I'm also trying to understand the Migrations.sol file, which is given in Truffle tutorial:

contract Migrations {
  address public owner;
  uint public last_completed_migration;

  modifier restricted() {
    if (msg.sender == owner) _
  }

  function Migrations() {
    owner = msg.sender;
  }

  function setCompleted(uint completed) restricted {
    last_completed_migration = completed;
  }

  function upgrade(address new_address) restricted {
    Migrations upgraded = Migrations(new_address);
    upgraded.setCompleted(last_completed_migration);
  }
}
15

The Migrations contract stores (in last_completed_migration) a number that corresponds to the last applied "migration" script, found in the migrations folder. Deploying this Migrations contract is always the first such step anyway. The numbering convention is x_script_name.js, with x starting at 1. Your real-meat contracts would typically come in scripts starting at 2_....

So, as this Migrations contract stores the number of the last deployment script applied, Truffle will not run those scripts again. On the other hand, in the future, your app may need to have a modified, or new, contract deployed. For that to happen, you create a new script with an increased number that describes the steps that need to take place. Then, again, after they have run once, they will not run again.

And yes, the last 2 lines are true Solidity. Look at http://solidity.readthedocs.io/en/latest/contracts.html#creating-contracts inside contract OwnedToken {.

  • 8
    why do we need migrations? I understand database migrations. They hold the changes made in the db schema. Db migrations let you upgrade your db schema and rollback to the previous schema. Does it have the same meaning here? – zaphod100.10 Sep 15 '16 at 9:04
  • 5
    Migrations here work in a similar way, but more rudimentary. It only keeps track of the last step, and does not allow rollback. Rollback is not really possible as Ethereum itself does not allow it. – Xavier Leprêtre B9lab Sep 15 '16 at 9:34
  • 4
    Migrations are files which help deploy new changes in the contract to the ethereum blockchain. And this migration contract helps keep track which migrations have been executed already. So the process is to create a new migration file with an increased number and to deploy just run truffle migrate. Truffle will know which migrations to run based on the file number and last_completed_migration value on the blockchain. Is this correct? – zaphod100.10 Sep 15 '16 at 10:20
  • 1
    Yes, this is correct. – Xavier Leprêtre B9lab Sep 15 '16 at 10:23
  • 3
    does this allow the original creators to amend contract clauses after deployment without forking? – grandrew Sep 13 '17 at 15:46
4

Here is an example of a real use case of Truffle migrations.

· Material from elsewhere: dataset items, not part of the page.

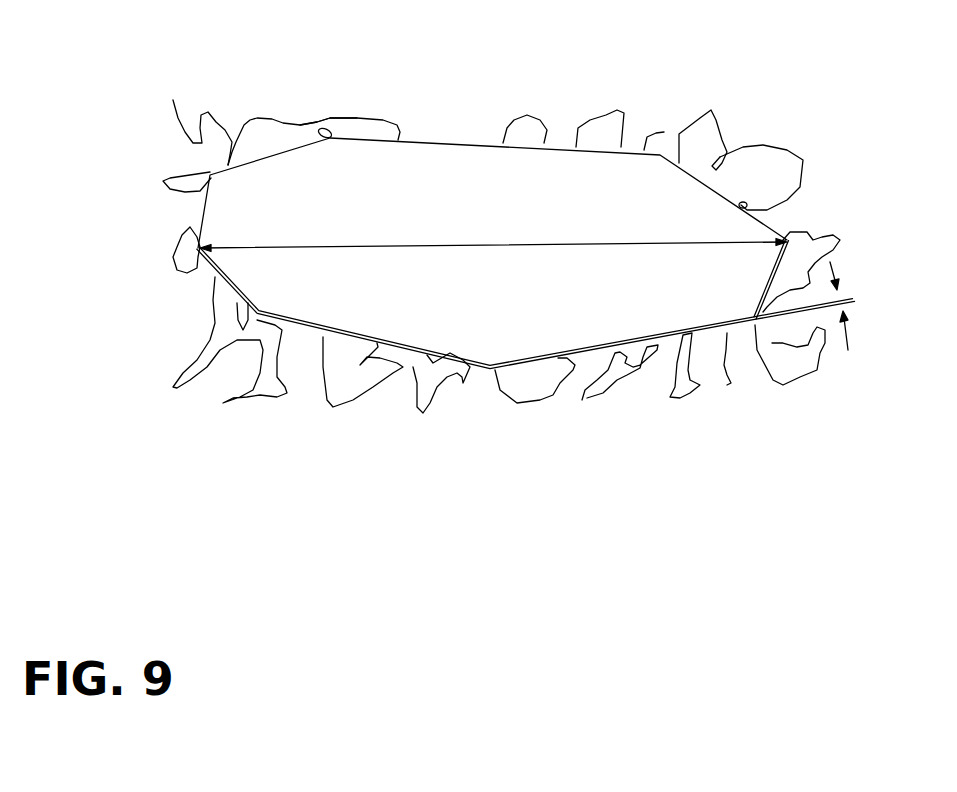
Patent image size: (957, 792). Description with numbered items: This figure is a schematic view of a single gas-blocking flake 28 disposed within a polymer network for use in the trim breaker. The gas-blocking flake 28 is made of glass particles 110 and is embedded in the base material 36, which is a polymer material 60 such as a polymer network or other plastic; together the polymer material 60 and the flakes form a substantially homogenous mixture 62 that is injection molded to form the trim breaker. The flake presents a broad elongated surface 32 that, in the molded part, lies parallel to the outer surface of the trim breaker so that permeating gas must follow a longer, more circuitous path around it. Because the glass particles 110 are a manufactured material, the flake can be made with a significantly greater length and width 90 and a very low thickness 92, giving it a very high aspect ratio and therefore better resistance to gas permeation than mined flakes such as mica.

The gas-blocking flake 28 is at (433, 137).
The elongated surface 32 is at (352, 224).
The base material 36 is at (636, 109).
The polymer material 60 is at (215, 323).
The homogenous mixture 62 is at (330, 101).
The length and width 90 is at (503, 245).
The thickness 92 is at (849, 334).
The glass particles 110 is at (685, 305).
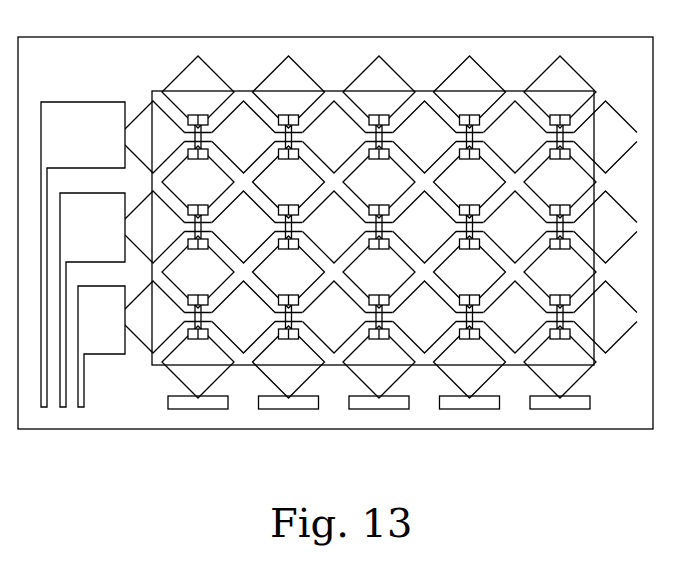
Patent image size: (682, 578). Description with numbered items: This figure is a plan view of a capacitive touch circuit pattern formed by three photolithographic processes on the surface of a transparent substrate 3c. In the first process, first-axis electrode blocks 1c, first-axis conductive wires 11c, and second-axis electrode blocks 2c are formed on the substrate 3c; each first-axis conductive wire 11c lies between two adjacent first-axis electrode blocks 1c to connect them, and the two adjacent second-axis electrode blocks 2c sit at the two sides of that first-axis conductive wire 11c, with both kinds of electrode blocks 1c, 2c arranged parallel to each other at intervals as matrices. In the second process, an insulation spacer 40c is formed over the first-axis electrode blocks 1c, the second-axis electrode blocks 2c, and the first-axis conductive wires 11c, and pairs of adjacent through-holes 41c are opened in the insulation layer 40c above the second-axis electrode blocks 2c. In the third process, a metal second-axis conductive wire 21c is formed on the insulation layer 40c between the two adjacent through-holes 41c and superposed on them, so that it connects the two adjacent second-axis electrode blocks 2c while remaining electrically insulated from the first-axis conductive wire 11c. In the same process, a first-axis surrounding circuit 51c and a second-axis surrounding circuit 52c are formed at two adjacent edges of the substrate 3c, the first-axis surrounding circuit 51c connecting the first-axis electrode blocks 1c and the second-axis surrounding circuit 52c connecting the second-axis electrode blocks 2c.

The first-axis electrode block 1c is at (145, 128).
The second-axis electrode block 2c is at (183, 73).
The first-axis conductive wire 11c is at (190, 128).
The second-axis conductive wire 21c is at (207, 133).
The through-hole 41c is at (570, 212).
The insulation spacer 40c is at (595, 280).
The first-axis surrounding circuit 51c is at (80, 116).
The second-axis surrounding circuit 52c is at (180, 405).
The transparent substrate 3c is at (513, 408).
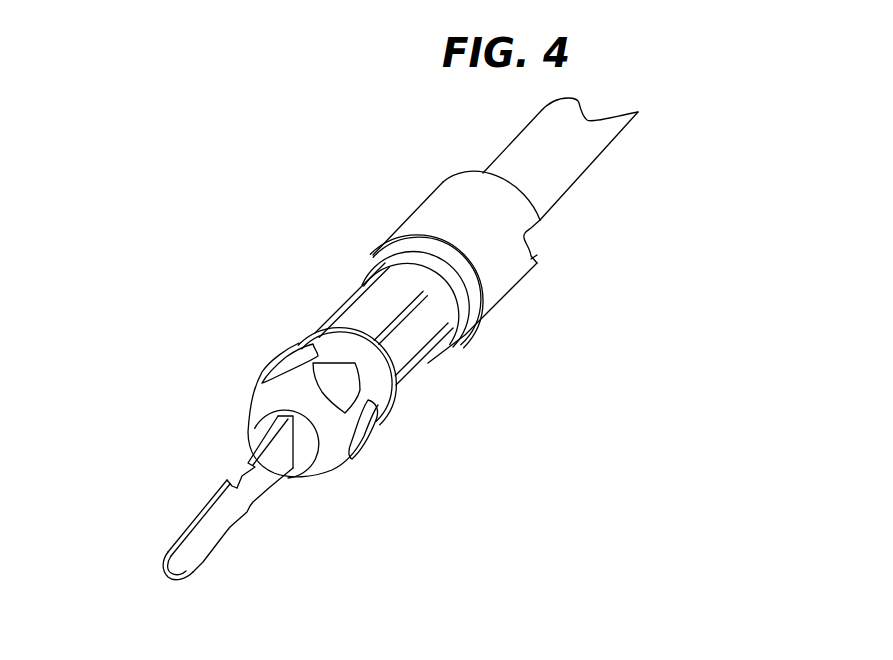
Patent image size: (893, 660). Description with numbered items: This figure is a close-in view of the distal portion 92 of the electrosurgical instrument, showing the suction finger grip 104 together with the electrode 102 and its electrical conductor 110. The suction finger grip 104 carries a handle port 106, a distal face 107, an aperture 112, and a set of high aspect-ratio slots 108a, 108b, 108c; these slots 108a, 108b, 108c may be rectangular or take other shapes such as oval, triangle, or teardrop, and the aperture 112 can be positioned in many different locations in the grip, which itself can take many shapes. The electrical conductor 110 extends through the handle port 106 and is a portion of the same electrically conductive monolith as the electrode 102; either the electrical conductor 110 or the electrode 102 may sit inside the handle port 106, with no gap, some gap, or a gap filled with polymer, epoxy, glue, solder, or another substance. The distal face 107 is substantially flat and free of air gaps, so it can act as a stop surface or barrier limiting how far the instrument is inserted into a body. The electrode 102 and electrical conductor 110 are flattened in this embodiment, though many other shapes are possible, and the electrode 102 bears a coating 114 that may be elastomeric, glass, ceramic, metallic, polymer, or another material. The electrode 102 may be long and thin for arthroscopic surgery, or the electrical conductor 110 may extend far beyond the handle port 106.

I have a storage contract and an interface contract. The interface needs to know where the storage is and the storage needs to grant permissions to the interface.

So in the second migration (the first one is reserved for Truffle housekeeping) I'm deploying the storage:

var MEStorage = artifacts.require("./MEStorage.sol");

module.exports = function(deployer) {
  deployer.deploy(MEStorage);
};

And in the 3rd I'm getting Storage address and deploying interface with this address as a parameter. And after I have the interface address, I grant permissions to it in the Storage:

var MEInterface = artifacts.require("./MEInterface.sol");
var MEStorage = artifacts.require("./MEStorage.sol");

module.exports = function(deployer) {
  deployer.deploy(MEInterface, MEStorage.address).then(() => {
    MEStorage.deployed().then(storageInstance => {
        return storageInstance.setPermissions(MEInterface.address, 2);
        // 2 - is FULL access
    });
  });
};

Here is a video, explaining this use case and an article about storage pattern I'm using.

0

Migrations are a bunch of boilerplate that Truffle requires and which you will copy-paste and then forget you ever did it.